Bonfire started deploying the second fund in January, already backing Optimize Health, SKAEL, Cube Software, and four other startups it has not yet disclosed. LPs include Daher Capital, Foundry Group, Mercer Advisors, Atento Capital, Aspen Grove Capital and Shea Ventures as well as over 30 founders and executives.
"We raised it pretty quickly," Mullen said of raising the fund, which took a brief pause when the pandemic struck in March. "But I don't want to say it was easy. I want to say it took nine years to raise that fund since my first fund was in 2012." (In something that is fairly unique for a VC, Mullen also invests some of his personal fortune as an LP in other funds that cover other sectors, including MaC VC and BAM Ventures.)

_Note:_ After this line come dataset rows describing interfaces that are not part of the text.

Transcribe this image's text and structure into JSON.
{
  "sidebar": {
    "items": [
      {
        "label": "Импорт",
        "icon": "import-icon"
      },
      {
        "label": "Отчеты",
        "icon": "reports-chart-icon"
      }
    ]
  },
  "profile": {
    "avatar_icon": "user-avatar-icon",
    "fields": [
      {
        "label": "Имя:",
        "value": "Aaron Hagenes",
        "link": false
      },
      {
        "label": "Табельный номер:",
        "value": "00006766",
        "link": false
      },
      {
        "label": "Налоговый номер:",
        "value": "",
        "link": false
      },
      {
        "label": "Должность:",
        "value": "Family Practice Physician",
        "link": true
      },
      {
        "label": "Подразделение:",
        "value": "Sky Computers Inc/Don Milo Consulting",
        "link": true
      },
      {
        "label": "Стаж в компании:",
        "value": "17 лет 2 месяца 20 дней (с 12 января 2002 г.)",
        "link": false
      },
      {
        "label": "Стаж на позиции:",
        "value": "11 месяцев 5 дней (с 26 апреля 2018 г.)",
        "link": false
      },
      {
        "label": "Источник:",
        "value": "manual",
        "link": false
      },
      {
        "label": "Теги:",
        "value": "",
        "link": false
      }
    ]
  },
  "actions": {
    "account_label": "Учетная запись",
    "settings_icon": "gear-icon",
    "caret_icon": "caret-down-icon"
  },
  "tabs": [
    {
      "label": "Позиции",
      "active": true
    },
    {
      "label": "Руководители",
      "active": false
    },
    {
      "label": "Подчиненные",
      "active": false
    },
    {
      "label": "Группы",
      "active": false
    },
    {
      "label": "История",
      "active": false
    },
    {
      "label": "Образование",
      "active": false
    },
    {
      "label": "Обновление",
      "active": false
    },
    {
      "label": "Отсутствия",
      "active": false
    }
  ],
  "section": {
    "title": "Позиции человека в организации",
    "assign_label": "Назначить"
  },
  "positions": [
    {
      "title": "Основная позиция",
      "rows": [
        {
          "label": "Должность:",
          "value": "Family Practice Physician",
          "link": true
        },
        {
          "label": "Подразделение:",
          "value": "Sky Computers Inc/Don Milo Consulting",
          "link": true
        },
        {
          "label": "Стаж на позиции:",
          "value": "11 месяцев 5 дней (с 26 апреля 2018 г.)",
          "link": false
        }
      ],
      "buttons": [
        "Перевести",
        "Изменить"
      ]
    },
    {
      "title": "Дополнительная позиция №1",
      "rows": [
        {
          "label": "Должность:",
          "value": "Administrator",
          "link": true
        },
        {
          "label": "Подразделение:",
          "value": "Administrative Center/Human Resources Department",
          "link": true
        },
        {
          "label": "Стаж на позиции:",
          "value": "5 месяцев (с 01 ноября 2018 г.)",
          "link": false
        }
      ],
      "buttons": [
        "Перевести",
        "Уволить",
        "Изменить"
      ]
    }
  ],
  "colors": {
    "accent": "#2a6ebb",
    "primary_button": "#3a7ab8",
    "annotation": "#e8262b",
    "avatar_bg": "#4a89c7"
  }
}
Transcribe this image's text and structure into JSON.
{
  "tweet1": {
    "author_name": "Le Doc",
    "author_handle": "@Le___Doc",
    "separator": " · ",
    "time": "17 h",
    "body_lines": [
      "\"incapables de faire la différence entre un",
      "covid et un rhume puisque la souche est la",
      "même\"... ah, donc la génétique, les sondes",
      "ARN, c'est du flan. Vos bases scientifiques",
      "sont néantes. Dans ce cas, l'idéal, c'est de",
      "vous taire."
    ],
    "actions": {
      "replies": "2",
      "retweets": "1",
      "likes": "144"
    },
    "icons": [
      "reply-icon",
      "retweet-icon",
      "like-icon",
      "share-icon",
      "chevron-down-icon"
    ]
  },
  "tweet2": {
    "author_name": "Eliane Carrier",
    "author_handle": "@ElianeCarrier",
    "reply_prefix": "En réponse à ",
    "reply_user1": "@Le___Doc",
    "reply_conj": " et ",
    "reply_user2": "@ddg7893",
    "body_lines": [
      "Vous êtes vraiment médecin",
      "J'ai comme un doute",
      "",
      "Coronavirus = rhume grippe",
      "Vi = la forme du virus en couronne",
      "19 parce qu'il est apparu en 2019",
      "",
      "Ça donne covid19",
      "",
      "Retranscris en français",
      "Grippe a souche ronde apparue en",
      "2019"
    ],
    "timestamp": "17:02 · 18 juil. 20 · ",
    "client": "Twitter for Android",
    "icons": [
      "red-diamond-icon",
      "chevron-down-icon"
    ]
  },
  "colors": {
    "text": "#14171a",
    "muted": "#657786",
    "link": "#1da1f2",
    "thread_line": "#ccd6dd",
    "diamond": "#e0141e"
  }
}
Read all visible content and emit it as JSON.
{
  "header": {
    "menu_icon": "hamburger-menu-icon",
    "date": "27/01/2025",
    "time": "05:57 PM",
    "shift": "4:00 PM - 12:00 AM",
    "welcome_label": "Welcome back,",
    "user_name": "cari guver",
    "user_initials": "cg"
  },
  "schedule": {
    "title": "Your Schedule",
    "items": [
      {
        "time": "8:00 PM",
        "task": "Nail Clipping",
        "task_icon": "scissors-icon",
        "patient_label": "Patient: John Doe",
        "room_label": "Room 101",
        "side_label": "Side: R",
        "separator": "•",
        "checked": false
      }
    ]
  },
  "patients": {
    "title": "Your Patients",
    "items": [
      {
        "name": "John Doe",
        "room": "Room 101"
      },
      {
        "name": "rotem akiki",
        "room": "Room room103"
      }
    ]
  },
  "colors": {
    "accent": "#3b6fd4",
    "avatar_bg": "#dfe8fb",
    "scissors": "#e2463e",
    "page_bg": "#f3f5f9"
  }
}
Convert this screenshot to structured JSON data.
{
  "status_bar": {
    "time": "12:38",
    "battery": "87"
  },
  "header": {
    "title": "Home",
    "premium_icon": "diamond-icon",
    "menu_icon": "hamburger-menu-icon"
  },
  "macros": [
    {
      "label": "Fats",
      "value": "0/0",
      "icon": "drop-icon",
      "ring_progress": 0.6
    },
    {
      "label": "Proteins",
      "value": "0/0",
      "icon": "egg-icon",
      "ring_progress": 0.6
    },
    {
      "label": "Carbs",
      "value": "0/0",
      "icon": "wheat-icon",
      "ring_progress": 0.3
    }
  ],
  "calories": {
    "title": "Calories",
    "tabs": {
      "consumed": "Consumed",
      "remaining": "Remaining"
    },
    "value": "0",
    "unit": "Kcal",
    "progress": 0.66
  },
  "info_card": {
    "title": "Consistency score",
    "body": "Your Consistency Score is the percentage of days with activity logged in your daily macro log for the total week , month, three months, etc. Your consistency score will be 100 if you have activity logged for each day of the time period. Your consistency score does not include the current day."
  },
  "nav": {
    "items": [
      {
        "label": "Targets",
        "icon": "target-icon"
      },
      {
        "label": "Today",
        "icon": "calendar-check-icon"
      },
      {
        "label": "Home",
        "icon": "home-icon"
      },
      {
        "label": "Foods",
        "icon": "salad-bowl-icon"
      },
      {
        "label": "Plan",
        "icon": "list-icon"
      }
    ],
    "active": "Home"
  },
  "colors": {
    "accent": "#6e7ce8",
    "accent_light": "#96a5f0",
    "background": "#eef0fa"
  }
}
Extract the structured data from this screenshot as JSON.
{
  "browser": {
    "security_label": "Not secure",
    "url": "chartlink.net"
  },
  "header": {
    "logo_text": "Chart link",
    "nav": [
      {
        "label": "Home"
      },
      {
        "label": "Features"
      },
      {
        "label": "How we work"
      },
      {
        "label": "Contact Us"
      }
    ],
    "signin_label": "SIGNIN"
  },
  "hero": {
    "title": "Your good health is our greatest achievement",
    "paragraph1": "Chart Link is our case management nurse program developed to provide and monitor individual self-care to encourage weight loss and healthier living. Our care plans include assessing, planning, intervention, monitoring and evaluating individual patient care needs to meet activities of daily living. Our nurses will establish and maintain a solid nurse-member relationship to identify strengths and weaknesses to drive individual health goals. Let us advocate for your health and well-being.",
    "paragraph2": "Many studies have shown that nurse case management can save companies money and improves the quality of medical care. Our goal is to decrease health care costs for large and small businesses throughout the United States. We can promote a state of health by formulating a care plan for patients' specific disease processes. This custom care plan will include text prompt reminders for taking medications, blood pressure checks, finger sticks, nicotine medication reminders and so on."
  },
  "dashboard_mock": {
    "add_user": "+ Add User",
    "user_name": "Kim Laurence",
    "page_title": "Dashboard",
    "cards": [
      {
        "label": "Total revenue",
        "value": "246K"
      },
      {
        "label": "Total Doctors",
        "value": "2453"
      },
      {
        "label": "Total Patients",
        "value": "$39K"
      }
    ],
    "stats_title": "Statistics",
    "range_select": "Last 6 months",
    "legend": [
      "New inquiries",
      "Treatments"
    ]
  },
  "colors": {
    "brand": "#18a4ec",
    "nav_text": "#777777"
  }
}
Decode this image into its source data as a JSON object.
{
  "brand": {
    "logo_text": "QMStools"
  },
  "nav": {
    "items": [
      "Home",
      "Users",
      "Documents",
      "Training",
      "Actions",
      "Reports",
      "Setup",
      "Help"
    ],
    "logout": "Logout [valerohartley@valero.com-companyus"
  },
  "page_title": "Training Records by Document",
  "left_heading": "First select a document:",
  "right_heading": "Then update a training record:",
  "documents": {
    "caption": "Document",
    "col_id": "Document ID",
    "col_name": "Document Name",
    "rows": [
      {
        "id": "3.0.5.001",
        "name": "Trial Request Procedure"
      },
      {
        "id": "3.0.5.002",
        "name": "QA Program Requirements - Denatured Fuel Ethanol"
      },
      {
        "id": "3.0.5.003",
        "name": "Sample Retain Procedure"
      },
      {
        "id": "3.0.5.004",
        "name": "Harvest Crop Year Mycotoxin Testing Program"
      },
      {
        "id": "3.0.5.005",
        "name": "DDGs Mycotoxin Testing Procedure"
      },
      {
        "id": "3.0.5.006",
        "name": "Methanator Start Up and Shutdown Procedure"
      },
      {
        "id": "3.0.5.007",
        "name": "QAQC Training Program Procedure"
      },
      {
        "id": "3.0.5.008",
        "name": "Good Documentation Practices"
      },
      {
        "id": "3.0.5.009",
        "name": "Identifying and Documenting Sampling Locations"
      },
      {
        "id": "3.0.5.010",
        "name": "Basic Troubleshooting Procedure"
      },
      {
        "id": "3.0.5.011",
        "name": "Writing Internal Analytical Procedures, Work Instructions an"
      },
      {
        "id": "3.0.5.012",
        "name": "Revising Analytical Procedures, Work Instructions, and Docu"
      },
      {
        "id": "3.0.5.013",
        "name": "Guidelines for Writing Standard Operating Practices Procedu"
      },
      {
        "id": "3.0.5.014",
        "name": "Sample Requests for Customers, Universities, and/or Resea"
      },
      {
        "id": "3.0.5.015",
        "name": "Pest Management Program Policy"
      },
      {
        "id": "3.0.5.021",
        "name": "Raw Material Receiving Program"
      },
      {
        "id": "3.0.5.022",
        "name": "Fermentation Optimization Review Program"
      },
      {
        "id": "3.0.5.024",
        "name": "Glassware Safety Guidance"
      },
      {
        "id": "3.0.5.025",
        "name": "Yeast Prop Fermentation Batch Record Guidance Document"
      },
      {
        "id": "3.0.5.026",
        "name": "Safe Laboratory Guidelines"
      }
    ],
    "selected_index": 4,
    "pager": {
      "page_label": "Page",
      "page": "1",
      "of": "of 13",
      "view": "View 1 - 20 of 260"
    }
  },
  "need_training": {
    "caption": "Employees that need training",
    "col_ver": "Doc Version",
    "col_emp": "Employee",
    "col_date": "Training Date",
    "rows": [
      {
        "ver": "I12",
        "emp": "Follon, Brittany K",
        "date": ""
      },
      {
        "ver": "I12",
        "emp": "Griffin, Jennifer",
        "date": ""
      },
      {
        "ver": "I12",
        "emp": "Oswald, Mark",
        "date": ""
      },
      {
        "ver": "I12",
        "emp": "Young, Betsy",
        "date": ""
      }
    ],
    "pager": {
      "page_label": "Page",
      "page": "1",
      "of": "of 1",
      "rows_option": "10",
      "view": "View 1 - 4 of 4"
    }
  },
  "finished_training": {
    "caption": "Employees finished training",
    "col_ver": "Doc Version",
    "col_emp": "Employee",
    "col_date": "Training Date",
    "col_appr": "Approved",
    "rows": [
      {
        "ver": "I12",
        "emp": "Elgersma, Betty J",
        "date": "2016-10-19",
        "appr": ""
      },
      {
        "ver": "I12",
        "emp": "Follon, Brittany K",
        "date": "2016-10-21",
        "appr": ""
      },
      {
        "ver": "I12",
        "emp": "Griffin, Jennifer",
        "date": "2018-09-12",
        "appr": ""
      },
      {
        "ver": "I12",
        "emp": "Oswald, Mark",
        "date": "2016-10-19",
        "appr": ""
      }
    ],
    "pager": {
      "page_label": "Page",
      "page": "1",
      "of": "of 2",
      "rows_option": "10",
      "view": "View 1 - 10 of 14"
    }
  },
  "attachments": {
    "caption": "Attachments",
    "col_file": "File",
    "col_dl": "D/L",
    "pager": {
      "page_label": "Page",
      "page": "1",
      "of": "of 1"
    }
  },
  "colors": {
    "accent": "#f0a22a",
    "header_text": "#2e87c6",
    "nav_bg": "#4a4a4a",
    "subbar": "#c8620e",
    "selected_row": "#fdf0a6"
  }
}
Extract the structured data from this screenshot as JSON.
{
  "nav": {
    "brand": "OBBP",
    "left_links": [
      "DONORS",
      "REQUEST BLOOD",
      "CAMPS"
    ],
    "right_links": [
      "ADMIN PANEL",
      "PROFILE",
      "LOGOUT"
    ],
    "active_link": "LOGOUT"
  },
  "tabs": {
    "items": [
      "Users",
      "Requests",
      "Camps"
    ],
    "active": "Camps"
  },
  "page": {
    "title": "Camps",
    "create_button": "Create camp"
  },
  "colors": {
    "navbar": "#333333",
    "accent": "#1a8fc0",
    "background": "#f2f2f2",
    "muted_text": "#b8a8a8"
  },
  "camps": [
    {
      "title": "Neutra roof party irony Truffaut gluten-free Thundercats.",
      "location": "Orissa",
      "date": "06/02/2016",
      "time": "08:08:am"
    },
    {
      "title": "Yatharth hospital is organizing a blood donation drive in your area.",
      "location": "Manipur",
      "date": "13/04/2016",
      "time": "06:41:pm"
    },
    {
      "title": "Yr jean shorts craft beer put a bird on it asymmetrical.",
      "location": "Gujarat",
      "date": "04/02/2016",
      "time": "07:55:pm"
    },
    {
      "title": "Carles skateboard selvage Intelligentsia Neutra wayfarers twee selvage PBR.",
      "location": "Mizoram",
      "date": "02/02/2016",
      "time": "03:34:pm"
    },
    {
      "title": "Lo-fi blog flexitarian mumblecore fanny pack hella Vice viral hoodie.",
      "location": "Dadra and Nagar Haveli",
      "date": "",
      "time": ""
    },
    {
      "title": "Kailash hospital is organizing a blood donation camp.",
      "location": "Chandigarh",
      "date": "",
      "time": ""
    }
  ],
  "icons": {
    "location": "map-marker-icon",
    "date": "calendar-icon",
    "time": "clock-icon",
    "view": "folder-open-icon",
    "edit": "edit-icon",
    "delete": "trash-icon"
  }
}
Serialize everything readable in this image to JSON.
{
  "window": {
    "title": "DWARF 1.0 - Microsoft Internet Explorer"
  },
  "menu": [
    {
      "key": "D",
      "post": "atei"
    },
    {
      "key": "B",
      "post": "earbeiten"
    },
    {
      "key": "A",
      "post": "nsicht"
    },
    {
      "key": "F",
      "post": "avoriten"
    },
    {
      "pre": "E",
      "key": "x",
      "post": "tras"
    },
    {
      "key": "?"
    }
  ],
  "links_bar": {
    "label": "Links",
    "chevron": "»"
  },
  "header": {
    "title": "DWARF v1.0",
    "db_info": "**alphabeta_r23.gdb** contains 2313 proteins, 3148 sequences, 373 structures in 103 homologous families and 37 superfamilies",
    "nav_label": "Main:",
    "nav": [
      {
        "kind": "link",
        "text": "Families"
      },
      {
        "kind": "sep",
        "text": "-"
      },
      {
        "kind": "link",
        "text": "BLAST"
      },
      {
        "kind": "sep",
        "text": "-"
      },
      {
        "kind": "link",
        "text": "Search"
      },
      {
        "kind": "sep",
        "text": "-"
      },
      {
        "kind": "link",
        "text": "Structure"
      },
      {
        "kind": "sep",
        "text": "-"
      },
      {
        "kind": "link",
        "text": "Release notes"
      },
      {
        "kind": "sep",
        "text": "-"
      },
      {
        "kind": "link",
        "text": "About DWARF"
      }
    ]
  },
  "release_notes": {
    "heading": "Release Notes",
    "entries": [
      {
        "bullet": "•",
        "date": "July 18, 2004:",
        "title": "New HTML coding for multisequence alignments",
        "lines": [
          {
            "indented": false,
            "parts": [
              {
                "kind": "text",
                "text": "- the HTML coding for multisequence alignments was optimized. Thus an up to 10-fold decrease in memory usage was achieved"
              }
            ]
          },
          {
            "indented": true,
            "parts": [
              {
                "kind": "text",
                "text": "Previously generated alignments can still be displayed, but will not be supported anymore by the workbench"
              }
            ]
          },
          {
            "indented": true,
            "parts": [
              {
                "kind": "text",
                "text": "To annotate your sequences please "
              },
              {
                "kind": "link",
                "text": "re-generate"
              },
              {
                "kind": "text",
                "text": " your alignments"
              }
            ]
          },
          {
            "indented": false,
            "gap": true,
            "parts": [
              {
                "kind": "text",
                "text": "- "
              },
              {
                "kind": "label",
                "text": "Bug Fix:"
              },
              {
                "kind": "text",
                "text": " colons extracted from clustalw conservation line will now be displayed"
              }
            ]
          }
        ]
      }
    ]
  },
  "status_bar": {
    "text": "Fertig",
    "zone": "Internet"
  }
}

Mullen says valuations for B2B companies dipped for "30 days" starting in March but quickly rebounded. "We have not seen a price deflation in early stage software due to COVID, unfortunately," he said.
Bonfire looks for startups that can form moats around their business to fend off competitors and founders who can quickly get from around $5 million in recurring revenue to closer to $100 million. "We have to have confidence that this team is nailing it," Andelman said.
"It has never been easier to launch a software business," he continued. "That's great for entrepreneurship. You can be more capital efficient. But the flip side is any market worth pursuing gets crowded fast."
Los Angeles is mostly known for its flashier consumer tech startups like Snap and Tinder, though the region has plenty of B2B success stories, the latest of which is Culver City-based Signal Sciences, which last month was acquired by Fastly for $775 in cash and stock.
"Having been in the Bay Area, there's less of an echo chamber down here in SaaS," said Queener. "We have founders that are easier to work with. They're authentic and going after the opportunity."
Queener says he often works with founders who have "some semblance of a product market fit but it's not nailed" to focus on what exactly they are bringing to market. "A mistake that a lot of firms make is to try to serve too many masters, but you don't have resources and capital to succeed in too many markets," he explained.
Queener points to Branch, a startup Bonfire backed in 2017 that was initially focused on selling software that made it easier for shift workers to trade hours. At first, the company was trying to sell its product to retailers like Target. "That was tough sledding because you were competing in a space with Kronos and other workforce management software," Queener said. "They were doing fine but it was the normal slog."
Queener and others at the firm encouraged the company to try a different approach: Give away its software for free and earn revenue by providing a wallet for shift workers who lived paycheck to paycheck.
"That was an interesting pivot that worked well," Queener said. "Their growth is off the chart now."